Step 2 — Use the **shell tool** to send it to the daemon:

```sh
cat /tmp/music_request.json | socat -t 120 - UNIX-CONNECT:/tmp/ace-step-gen.sock
```

The response will be a JSON line like `{"ok":true,"path":"/tmp/music_indie.ogg",...}`.

## After generation

Always use `send_file` to deliver the audio to the user:

```
send_file(file_path="/tmp/music.ogg", caption="Here's your 30s cinematic trailer music!")
```

## Fallback: CLI binary (if daemon is not running)

If `socat` returns an error connecting to the socket, the daemon is not running. Fall back to the CLI binary:

**Binary:** `/home/marenz/Projects/ace-step-rs-no-cudnn/target/release/ace-step`

```sh
/home/marenz/Projects/ace-step-rs-no-cudnn/target/release/ace-step \
--caption "cinematic orchestral trailer music, epic brass, 140 BPM" \
--duration 30 \
--output /tmp/music.ogg
```

The binary reloads 2 GB of weights each run (~10–20s extra on first call after a cold start).
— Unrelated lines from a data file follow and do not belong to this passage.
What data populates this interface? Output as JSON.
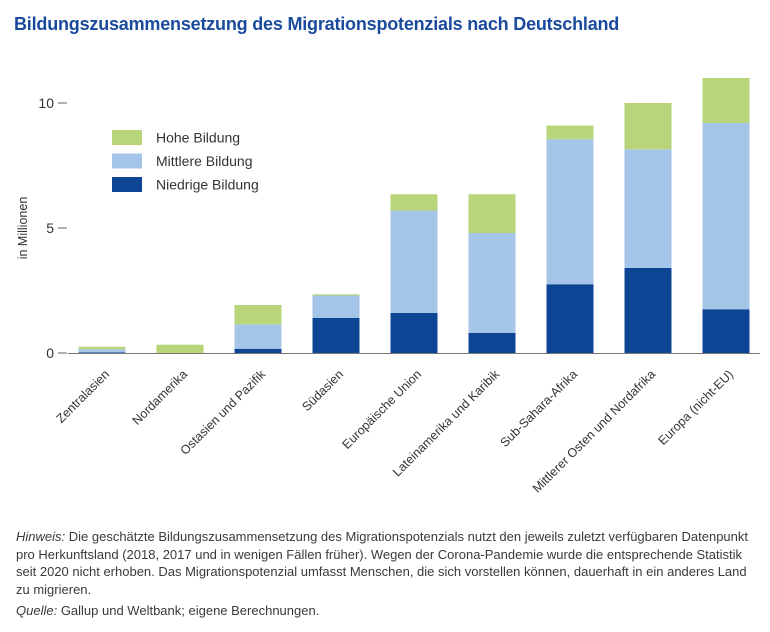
{
  "title": "Bildungszusammensetzung des Migrationspotenzials nach Deutschland",
  "chart_data": {
    "type": "bar",
    "stacked": true,
    "ylabel": "in Millionen",
    "ylim": [
      0,
      11
    ],
    "yticks": [
      0,
      5,
      10
    ],
    "grid": false,
    "legend_position": "top-left",
    "categories": [
      "Zentralasien",
      "Nordamerika",
      "Ostasien und Pazifik",
      "Südasien",
      "Europäische Union",
      "Lateinamerika und Karibik",
      "Sub-Sahara-Afrika",
      "Mittlerer Osten und Nordafrika",
      "Europa (nicht-EU)"
    ],
    "series": [
      {
        "name": "Niedrige Bildung",
        "color": "#0d4594",
        "values": [
          0.02,
          0.0,
          0.17,
          1.4,
          1.6,
          0.8,
          2.75,
          3.4,
          1.75
        ]
      },
      {
        "name": "Mittlere Bildung",
        "color": "#a4c4e8",
        "values": [
          0.13,
          0.0,
          0.98,
          0.9,
          4.1,
          4.0,
          5.8,
          4.75,
          7.45
        ]
      },
      {
        "name": "Hohe Bildung",
        "color": "#b8d57a",
        "values": [
          0.1,
          0.33,
          0.77,
          0.05,
          0.65,
          1.55,
          0.55,
          1.85,
          1.8
        ]
      }
    ]
  },
  "notes": {
    "hint_label": "Hinweis:",
    "hint_text": " Die geschätzte Bildungszusammensetzung des Migrationspotenzials nutzt den jeweils zuletzt verfügbaren Datenpunkt pro Herkunftsland (2018, 2017 und in wenigen Fällen früher). Wegen der Corona-Pandemie wurde die entsprechende Statistik seit 2020 nicht erhoben. Das Migrationspotenzial umfasst Menschen, die sich vorstellen können, dauerhaft in ein anderes Land zu migrieren.",
    "source_label": "Quelle:",
    "source_text": " Gallup und Weltbank; eigene Berechnungen."
  }
}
Output format is the same JSON line to stdout on success.

## Troubleshooting

- **Connection refused / no such file** — daemon not running. Use fallback CLI binary.
- **`ok: false`** — check the `error` field. Common causes: invalid caption, CUDA OOM, bad output path.
- **OGG not supported** — use `.wav` extension in the output path instead.
- **Long generation time** — reduce `duration_s`. 30s ≈ 1–2s on RTX 3090.